Het gebeurt in een bruisend stadje dat te maken krijgt met een ambitieus infrastructuurproject dat gesteund wordt door de corrupte regeringspartij. Multinationals beloven economische groei te bewerkstelligen in de regio, naar het voorbeeld van Shanghai. Het onfortuinlijke slachtoffer probeerde de arbeidersklasse bewuster te maken en de mensen te mobiliseren die de prijs betalen voor dit succes. De assistent van de professor, een toegewijde jonge vrouw, begint een riskante zoektocht naar de waarheid en gerechtigheid. Een plaatselijke pornograaf was getuige van het ongeluk, maar weigert een verklaring te geven. Het verhaal is losjes gebaseerd op de roman Z van Vassilis Vassiliko, maar is volledig ‘verindianiseerd’ door de fantasierijke scenarist Urmi Juvekar en de regisseur zelf.
Eigen indruk:
Hm, zo spannend als hierboven wordt beschreven vond ik de film beslist niet.

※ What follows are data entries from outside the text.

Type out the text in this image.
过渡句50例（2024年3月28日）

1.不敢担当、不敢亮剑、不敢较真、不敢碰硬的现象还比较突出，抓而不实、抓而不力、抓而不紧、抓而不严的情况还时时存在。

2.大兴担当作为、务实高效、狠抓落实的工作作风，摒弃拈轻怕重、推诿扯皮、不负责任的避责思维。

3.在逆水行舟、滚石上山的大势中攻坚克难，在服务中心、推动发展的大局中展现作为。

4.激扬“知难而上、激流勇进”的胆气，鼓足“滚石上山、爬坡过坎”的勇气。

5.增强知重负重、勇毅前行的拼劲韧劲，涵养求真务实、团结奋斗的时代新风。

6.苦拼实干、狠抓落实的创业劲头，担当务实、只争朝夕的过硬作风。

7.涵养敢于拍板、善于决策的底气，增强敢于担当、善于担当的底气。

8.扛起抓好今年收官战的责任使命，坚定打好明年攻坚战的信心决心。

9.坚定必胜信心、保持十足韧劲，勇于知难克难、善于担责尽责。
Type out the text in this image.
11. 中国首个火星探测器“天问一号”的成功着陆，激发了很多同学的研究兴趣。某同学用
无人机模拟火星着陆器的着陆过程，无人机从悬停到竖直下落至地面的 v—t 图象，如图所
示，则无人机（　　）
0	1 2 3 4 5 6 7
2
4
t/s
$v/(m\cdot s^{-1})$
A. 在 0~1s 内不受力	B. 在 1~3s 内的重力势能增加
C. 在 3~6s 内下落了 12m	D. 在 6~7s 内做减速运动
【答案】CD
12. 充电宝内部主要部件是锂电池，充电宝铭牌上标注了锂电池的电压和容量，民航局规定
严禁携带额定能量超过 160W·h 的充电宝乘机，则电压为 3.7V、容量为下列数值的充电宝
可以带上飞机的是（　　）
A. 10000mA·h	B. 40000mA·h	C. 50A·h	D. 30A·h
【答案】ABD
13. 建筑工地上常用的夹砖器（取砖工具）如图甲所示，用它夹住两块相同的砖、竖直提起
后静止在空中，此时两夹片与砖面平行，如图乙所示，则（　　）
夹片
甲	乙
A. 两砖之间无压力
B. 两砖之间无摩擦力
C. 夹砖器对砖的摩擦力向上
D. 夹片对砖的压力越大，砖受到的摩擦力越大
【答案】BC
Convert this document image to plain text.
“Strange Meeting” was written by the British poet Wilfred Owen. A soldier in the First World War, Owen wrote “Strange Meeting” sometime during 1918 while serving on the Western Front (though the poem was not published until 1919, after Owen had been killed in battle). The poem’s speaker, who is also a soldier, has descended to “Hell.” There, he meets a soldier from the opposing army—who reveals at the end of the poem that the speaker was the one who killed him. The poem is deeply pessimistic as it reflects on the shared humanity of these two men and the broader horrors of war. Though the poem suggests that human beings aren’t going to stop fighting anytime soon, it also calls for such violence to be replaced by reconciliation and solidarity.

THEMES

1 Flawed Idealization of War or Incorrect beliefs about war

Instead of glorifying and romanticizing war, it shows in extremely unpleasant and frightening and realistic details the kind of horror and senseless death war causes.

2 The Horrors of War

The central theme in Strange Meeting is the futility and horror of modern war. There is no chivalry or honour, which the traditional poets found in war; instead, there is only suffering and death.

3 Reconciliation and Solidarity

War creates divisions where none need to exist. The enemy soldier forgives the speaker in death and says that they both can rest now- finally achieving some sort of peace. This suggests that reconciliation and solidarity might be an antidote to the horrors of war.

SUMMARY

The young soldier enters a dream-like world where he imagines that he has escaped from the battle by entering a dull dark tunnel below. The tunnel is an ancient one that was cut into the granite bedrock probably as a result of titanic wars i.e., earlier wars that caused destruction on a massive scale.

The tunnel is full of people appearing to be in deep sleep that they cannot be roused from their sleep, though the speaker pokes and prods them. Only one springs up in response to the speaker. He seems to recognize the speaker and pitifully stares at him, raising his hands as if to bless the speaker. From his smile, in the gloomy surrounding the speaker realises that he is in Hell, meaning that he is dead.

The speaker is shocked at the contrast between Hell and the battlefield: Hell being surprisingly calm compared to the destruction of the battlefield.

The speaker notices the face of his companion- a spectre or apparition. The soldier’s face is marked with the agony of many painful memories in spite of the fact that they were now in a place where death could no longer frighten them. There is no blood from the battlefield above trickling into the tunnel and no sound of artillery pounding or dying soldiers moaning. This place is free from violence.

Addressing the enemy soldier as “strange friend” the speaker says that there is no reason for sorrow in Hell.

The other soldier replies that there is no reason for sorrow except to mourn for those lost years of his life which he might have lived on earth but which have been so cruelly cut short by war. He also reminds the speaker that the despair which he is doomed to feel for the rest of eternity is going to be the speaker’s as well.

Dat de aanrijding geen ongeluk is, maar opzet, was mij volstrekt duidelijk. En de speurtocht van het meisje loopt vooral vast op onwil en corruptie, wat ook al niet al te spannend over het voetlicht wordt gebracht. Dus een film met een goed verhaal dat niet zo goed wordt verteld en daardoor geen lange indruk achterlaat.